The government-imposed guidelines asking us to stay at home as much as possible to help stop the spread of the virus could cause many of us to feel isolated, bored, frustrated or lonely. You might also be feeling low, worried, anxious, or concerned about your finances, your health or your loved ones.

It’s ok to feel like this – everyone reacts in their own way to challenging events and uncertainty.

Although the Coronavirus itself is affecting people’s physical health, the uncertainty associated with the situation could have a negative effect on your mental health too.

We’ve put together some guidance to help you look after your mental health and wellbeing over the next few weeks.

Looking after your mental health while you have to stay at home

The government has told us to stay at home where possible and only leave the house for food, health reasons or essential work. If you’re used to spending large parts of your day around people, this can be a huge challenge to adjust to.

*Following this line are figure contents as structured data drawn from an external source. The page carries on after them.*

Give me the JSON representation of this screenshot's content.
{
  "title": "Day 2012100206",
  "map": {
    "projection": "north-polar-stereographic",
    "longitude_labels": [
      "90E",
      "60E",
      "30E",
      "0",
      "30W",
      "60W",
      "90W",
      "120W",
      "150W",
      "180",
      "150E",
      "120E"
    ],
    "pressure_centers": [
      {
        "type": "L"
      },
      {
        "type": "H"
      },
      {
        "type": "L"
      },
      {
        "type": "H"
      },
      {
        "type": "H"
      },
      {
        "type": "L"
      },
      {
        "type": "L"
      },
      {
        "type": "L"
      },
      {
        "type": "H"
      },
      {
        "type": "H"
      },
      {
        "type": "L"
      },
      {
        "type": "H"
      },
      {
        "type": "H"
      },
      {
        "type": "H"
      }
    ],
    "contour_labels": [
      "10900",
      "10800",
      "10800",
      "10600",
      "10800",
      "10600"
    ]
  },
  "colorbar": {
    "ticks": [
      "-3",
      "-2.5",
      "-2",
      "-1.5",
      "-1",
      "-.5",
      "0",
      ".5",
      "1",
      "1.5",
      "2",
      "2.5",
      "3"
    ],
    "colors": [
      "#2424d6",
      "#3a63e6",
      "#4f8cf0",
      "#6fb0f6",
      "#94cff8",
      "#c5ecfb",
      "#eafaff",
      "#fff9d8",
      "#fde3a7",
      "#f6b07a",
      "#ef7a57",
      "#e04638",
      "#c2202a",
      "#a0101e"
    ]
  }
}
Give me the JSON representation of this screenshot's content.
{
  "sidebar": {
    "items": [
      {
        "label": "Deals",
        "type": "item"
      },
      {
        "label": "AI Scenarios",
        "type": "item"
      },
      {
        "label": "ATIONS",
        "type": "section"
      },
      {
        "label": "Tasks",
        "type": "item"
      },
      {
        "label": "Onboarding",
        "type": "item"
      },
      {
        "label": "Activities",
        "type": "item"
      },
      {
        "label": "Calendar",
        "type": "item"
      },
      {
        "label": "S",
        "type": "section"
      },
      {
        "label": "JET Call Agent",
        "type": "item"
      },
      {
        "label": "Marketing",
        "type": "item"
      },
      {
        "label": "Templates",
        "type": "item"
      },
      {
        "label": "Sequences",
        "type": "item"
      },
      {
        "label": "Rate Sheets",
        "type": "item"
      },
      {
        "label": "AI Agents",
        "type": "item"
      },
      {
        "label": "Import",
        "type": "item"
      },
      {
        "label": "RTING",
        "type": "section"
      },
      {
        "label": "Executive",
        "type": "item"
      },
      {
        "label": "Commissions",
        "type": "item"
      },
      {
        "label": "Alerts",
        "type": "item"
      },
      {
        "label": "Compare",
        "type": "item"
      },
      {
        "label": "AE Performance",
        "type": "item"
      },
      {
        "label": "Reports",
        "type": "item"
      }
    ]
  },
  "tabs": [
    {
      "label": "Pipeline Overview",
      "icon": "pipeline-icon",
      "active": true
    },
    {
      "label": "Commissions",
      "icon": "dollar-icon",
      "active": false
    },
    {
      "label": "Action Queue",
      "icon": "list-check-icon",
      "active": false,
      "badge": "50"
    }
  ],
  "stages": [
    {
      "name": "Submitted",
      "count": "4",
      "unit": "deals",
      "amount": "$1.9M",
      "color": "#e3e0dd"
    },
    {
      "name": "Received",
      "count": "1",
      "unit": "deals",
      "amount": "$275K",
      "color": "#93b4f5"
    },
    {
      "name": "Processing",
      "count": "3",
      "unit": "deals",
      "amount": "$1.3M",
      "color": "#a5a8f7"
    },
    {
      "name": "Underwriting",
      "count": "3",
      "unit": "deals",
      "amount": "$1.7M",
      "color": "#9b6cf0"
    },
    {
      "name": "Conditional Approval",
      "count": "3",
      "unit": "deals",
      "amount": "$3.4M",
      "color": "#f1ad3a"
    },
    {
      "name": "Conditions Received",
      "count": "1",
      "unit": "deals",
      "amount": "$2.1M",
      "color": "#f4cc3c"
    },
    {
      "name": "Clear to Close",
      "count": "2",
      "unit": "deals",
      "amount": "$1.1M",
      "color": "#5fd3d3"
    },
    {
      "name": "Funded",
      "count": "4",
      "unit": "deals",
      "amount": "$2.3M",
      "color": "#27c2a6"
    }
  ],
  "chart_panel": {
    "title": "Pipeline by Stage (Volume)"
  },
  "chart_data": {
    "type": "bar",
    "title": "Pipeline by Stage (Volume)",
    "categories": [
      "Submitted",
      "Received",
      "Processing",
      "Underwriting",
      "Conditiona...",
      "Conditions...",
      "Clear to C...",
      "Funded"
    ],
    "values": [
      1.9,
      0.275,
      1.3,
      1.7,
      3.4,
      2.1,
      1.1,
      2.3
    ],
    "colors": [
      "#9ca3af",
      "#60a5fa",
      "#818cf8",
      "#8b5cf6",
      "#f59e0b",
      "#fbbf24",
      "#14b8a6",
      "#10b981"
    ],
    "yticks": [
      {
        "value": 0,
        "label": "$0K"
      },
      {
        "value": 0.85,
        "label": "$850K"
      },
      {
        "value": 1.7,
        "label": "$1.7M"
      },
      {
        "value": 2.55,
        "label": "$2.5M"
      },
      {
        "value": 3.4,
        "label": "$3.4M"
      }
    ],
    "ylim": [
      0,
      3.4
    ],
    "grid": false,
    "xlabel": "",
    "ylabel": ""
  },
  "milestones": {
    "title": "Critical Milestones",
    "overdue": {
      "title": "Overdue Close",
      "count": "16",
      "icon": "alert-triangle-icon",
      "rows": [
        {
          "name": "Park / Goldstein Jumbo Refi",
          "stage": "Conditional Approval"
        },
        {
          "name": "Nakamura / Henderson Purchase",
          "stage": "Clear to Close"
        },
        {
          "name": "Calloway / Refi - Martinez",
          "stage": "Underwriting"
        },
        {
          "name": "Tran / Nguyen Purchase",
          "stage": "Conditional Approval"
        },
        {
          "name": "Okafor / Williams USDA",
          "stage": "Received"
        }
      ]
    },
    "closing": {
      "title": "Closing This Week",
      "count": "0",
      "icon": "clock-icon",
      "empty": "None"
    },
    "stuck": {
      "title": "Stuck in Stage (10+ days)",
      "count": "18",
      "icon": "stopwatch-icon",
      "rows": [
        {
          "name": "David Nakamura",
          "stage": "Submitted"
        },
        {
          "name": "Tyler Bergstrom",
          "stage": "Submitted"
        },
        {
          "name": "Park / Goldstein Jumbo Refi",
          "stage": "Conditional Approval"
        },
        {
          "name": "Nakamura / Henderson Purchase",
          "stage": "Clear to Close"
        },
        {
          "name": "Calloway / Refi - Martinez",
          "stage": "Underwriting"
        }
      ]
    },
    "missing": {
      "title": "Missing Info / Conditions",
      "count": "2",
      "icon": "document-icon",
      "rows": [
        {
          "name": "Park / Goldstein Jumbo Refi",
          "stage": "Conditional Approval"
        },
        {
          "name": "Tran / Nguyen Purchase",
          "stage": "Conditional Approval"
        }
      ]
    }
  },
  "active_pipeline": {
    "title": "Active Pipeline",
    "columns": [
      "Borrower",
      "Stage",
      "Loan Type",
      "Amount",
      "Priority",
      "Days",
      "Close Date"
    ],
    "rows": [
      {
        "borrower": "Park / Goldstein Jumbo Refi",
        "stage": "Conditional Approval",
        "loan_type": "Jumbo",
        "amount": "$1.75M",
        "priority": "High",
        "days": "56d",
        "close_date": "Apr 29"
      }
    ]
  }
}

Try to view this as a different period of time in your life, and not necessarily a bad one. The new rules have changed our rhythm of daily life to become more relaxed (think no stressful morning or evening commute) and has freed up time we didn’t have before.

Use your new free time to read or watch films, do those jobs around the house you’ve been putting off, or make an effort to focus on your favourite hobby (or start a new one) if it is something you can still do at home.

Your physical health makes a huge difference to your mood and helps you sleep better at night. Try getting out the house once a day to go for a walk, or take part in group exercise classes online – like the ones the Body Coach, Joe Wicks is live streaming daily on his YouTube channel). Eat healthy, well-balanced meals, and remember to drink enough water. 

Create a new daily routine that focuses on your wellbeing. Writing a plan for your day or week which sets out the professional and personal goals you want to achieve can help you stay motivated.

And remember, although staying at home might be difficult, this is only a temporary measure and you are helping to protect yourself and others by doing it.

Stay connected to your friends, family and colleagues

In times of uncertainty and stress, we rely on our friends and family for company and support. Now more than ever it’s important to keep in touch with your loved ones.

Whether it’s through phone and video calls, messaging or social media, maintaining healthy relationships with people you trust is important for your mental wellbeing. Lots of other people are finding the situation difficult, so staying in touch could help them too.

Many of us will be missing the social interaction we get during our normal daily lives. Luckily lots of businesses have formed social groups where you can chat to people online instead of meeting face-to-face.

If you have children, ask them what they have heard about the outbreak. Explain the facts as truthfully as possible while avoiding over-exposure to the coverage of the virus.

Manage how you follow the outbreak in the media

With so many news sources available to us and extensive news coverage about the outbreak, it can be overwhelming to continually read about the virus.

Although it’s important to stay informed and educate yourself, if you find the news is causing you huge stress, try to find a balance between staying informed without experiencing information overload.

Rumours and speculation within the media can fuel anxiety and do your mental health more harm than good. Stick to reputable sources for information on the virus. The government’s website, gov.uk has lots of good information and is updated regularly.

Although social media is a great tool for staying connected, it can also be a place where news is sensationalised and cause increased anxiety. Consider unfollowing or muting people or accounts that make you feel anxious.

Don’t stay glued to the news. Try to limit the amount of time you spend watching, reading or listening to coverage of the outbreak. Think about turning off breaking news alerts on your phone or set yourself a specific time to read news updates.